BrasilAgro has already bought about 70% of its potassium chloride needs, Guillaumon said, and has a stronger position for fertilizers needed in the first harvest. However, he noted that some inputs for off-season crops and sugarcane planting in the first half of next year have not yet been purchased.

In response to a question from Bruno Tomazetto of Itaú BBA, Guillaumon said the company is evaluating timing and application levels for sugarcane fertilization, especially given the relationship between fertilizer absorption and soil moisture. He said younger sugarcane may allow for more flexibility in splitting applications, while older sugarcane typically requires a fuller dose.

Guillaumon also said the appreciation of the Brazilian real has helped offset some cost increases, particularly for crop protection products. He said last year’s direct cost for soy was about BRL 4,100 per hectare and that the company currently sees costs as very similar year over year, despite fertilizer volatility.

BrasilAgro closed the period with a planted area of 168,000 acres, according to Guillaumon. He said soy was about 94% harvested, with most of the remaining harvest in Paraguay, where conditions have been favorable. The company has also started the summer corn harvest and began sugarcane harvesting in two units, including Serra Branca and Alto Taquari.

Guillaumon said the company is taking a cautious approach to the next planting season because of El Niño, particularly in the Northeast region, and is reviewing areas that historically create production issues.

On hedging, Guillaumon said BrasilAgro has locked in about 65% of its currency exposure for soy at approximately BRL 5.89 per U.S. dollar, with Chicago prices around $10.85. He said remaining volumes were being locked at about $12, which could support an average exchange rate near BRL 5.65 to BRL 5.70. For cotton, the company has about 60% sold at an exchange rate near BRL 6.65 per dollar, with about 76% of the commodity sold. Corn is about 54% sold.

Lopez said BrasilAgro ended the period with BRL 1 billion in net debt and BRL 887 million in cash. He said the company’s debt carries a cost of 93.2% of CDI. BrasilAgro also has BRL 768 million in farm receivables, including more than BRL 280 million related to soy.

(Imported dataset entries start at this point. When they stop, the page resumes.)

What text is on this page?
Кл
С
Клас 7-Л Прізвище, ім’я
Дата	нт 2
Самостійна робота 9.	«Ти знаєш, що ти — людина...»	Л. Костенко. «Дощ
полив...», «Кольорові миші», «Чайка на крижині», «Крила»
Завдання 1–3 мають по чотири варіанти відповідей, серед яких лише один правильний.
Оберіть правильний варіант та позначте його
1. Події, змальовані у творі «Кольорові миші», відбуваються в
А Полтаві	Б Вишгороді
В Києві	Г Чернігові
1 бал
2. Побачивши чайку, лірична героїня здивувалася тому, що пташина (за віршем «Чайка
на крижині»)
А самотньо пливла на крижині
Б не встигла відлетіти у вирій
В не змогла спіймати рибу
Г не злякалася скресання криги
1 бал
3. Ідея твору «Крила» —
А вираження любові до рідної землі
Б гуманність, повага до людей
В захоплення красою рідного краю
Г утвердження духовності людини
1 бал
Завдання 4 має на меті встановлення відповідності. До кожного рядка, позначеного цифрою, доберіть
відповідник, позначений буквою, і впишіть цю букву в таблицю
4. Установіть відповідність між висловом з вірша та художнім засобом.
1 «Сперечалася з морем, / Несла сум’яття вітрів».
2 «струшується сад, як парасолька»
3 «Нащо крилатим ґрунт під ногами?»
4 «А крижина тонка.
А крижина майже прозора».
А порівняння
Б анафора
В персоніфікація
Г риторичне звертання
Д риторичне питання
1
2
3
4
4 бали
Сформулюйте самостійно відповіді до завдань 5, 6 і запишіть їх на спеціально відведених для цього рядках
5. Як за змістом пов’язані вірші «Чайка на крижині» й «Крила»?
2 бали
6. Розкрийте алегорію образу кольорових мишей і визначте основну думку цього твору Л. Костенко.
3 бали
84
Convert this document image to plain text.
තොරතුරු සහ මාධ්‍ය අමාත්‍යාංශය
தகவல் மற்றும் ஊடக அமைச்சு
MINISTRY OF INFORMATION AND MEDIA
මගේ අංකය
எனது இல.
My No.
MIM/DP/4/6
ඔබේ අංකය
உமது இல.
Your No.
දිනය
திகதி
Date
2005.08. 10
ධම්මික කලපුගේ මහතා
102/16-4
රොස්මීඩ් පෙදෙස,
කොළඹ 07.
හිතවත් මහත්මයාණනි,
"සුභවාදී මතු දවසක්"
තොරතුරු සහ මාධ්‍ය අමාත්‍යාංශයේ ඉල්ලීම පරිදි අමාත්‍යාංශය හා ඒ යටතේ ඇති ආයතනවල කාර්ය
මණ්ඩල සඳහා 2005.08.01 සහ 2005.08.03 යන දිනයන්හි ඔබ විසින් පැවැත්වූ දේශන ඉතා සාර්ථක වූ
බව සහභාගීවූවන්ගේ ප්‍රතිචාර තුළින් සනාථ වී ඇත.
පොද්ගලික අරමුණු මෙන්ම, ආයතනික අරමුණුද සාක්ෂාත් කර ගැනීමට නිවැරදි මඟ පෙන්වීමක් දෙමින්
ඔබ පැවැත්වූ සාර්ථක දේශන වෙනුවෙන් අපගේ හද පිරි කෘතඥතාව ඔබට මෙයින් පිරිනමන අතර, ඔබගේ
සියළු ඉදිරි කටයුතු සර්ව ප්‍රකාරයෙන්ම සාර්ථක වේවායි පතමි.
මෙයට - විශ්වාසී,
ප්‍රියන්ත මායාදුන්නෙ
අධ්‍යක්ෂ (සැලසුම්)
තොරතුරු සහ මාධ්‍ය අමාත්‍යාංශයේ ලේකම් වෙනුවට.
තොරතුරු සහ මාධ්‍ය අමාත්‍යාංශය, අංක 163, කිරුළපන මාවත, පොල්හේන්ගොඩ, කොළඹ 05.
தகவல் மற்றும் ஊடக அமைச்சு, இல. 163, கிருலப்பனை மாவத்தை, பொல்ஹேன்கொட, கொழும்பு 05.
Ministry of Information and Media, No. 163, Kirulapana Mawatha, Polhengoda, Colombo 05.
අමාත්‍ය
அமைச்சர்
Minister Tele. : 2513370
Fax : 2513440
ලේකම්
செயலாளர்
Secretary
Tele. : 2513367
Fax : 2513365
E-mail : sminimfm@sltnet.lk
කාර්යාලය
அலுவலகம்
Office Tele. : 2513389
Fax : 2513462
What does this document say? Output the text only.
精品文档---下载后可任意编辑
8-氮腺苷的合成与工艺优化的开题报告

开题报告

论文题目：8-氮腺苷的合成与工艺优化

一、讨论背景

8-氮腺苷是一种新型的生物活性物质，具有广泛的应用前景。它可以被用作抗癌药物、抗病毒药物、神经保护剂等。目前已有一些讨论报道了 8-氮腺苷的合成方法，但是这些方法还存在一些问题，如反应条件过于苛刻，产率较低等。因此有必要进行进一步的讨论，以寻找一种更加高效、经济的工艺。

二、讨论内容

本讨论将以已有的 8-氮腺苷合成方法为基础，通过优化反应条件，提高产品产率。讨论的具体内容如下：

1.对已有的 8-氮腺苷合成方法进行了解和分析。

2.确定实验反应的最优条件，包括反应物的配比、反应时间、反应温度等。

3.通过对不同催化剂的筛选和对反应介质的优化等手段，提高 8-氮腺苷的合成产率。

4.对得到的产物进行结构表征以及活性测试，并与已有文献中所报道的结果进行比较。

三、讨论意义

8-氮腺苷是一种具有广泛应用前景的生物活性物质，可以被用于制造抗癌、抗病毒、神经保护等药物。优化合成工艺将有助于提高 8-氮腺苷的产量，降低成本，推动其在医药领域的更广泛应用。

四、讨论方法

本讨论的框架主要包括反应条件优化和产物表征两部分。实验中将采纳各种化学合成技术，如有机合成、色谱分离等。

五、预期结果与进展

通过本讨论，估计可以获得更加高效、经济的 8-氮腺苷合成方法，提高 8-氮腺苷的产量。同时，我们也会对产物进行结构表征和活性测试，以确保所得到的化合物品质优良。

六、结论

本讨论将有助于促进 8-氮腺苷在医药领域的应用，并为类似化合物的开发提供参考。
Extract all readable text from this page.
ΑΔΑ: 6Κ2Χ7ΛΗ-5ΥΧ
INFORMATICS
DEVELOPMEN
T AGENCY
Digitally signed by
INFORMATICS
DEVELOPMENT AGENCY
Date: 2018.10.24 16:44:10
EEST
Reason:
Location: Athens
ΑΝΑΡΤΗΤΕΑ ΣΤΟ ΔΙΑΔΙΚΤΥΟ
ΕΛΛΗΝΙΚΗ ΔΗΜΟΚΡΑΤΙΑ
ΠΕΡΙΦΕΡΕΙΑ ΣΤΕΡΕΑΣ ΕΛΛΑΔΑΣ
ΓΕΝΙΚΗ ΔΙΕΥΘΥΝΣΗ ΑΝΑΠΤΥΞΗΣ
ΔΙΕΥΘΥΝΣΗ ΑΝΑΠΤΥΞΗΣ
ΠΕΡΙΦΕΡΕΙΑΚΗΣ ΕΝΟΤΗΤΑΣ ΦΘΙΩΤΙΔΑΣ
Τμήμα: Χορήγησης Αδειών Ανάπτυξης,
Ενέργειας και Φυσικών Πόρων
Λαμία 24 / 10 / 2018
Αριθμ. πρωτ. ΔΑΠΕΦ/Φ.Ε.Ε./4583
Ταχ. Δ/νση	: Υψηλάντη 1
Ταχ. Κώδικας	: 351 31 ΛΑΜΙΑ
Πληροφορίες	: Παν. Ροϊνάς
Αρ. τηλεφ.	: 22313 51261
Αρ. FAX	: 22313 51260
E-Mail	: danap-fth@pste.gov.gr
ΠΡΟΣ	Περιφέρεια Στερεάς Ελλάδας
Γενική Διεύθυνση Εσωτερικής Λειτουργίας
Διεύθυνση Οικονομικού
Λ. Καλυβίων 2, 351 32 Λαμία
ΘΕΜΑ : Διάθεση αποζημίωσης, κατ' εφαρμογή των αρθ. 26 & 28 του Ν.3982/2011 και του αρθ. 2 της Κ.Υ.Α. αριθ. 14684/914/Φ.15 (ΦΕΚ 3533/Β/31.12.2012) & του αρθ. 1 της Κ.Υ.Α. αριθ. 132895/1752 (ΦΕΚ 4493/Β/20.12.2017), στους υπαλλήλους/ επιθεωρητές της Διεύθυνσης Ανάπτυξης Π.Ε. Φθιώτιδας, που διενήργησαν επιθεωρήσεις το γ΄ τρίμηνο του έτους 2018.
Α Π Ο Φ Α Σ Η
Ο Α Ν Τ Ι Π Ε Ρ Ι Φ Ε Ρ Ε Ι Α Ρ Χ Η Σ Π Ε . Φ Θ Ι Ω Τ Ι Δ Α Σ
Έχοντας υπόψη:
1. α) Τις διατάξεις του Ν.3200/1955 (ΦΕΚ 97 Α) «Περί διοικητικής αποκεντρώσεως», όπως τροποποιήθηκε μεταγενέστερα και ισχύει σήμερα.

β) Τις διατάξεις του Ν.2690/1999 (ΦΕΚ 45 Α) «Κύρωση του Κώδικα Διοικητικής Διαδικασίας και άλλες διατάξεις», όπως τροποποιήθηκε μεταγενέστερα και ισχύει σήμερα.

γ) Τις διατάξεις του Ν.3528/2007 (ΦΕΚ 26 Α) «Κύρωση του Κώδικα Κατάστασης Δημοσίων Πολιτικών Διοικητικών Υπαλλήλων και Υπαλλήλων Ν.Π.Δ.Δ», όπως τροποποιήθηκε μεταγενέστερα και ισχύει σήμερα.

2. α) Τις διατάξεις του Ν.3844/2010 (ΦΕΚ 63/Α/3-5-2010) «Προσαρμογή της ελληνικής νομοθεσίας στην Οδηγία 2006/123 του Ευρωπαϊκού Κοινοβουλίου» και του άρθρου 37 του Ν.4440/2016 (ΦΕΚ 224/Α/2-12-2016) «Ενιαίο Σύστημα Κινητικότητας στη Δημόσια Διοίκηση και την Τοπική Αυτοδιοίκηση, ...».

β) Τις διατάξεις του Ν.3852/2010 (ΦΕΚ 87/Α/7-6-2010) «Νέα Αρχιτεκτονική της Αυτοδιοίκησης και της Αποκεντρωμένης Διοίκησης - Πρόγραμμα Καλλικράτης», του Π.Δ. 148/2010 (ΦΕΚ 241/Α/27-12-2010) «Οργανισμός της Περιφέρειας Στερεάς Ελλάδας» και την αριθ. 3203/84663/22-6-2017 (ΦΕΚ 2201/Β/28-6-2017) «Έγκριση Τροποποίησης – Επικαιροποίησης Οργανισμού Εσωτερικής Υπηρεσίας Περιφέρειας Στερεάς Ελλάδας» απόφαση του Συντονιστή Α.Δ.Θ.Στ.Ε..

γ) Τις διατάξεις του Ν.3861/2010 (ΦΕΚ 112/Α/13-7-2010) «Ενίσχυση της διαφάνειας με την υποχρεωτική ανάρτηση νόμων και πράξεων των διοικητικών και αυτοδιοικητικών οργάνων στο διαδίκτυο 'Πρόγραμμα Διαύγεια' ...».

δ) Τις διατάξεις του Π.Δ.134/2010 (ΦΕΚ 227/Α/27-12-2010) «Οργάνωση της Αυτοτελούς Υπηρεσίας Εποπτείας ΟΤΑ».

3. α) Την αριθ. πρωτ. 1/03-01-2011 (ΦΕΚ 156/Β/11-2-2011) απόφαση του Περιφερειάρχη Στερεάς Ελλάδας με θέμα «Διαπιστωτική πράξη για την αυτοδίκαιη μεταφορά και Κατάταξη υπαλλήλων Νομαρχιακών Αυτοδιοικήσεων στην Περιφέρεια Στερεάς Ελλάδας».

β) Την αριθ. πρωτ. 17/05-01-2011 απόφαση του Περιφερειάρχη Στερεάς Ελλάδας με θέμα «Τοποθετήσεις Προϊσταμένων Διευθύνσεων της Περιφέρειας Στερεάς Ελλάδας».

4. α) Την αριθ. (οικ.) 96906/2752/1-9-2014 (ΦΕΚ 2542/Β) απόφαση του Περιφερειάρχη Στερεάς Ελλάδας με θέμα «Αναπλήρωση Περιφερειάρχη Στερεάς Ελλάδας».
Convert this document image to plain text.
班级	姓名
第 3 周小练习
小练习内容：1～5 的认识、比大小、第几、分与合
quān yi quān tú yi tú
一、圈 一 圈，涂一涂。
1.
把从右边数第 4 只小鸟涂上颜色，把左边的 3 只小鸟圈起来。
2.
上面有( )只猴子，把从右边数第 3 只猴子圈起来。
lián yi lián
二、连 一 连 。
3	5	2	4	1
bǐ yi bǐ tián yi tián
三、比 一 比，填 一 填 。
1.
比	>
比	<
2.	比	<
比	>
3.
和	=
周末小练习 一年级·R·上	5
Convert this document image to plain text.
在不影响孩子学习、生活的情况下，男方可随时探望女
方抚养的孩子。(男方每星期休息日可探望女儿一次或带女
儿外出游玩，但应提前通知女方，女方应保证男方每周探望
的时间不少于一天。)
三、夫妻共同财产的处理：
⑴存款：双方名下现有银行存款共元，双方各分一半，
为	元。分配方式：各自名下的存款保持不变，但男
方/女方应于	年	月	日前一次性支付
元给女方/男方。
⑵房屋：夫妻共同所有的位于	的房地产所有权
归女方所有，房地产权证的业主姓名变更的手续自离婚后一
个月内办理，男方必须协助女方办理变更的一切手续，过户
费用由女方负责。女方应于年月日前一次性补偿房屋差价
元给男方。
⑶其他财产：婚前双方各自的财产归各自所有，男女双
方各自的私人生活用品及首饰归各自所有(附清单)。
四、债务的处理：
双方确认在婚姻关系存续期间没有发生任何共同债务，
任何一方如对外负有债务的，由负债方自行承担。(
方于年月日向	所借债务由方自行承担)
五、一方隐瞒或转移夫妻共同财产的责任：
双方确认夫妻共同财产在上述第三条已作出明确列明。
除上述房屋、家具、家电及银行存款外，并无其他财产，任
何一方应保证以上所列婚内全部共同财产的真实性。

Lopez said most costs have already been incurred and that the company will now focus on commercializing, transporting and collecting receivables tied to production. He also said management is seeking to reduce leverage, particularly as expectations for interest-rate reductions have shifted following recent developments.

Asked about the cancellation of a farm transaction, Guillaumon said the asset returned to BrasilAgro’s base and that the company will seek another way to do business with it. He said the buyer in that canceled transaction was more leveraged than other counterparties in BrasilAgro’s portfolio. More broadly, Guillaumon said the company remains confident in its receivables portfolio, noting that its transactions are structured so that BrasilAgro retains title until payment conditions are met.

Brasilagro Cia Brasileira De Propriedades Agrícolas is a Brazil-based agribusiness company focused on the acquisition, development and commercialization of agricultural land in key farming regions across the country. The company’s core activities include identifying undervalued or underutilized rural properties, implementing infrastructure improvements and modern farming practices, and either operating the land directly or selling it to third parties. Brasilagro’s land bank spans several states in Brazil, with holdings in Maranhão, Bahia, Tocantins, Goiás and Mato Grosso, among others.

In its agricultural operations, Brasilagro cultivates a variety of crops such as soybeans, corn and cotton, leveraging advances in crop genetics, irrigation and soil management to enhance productivity and sustainability.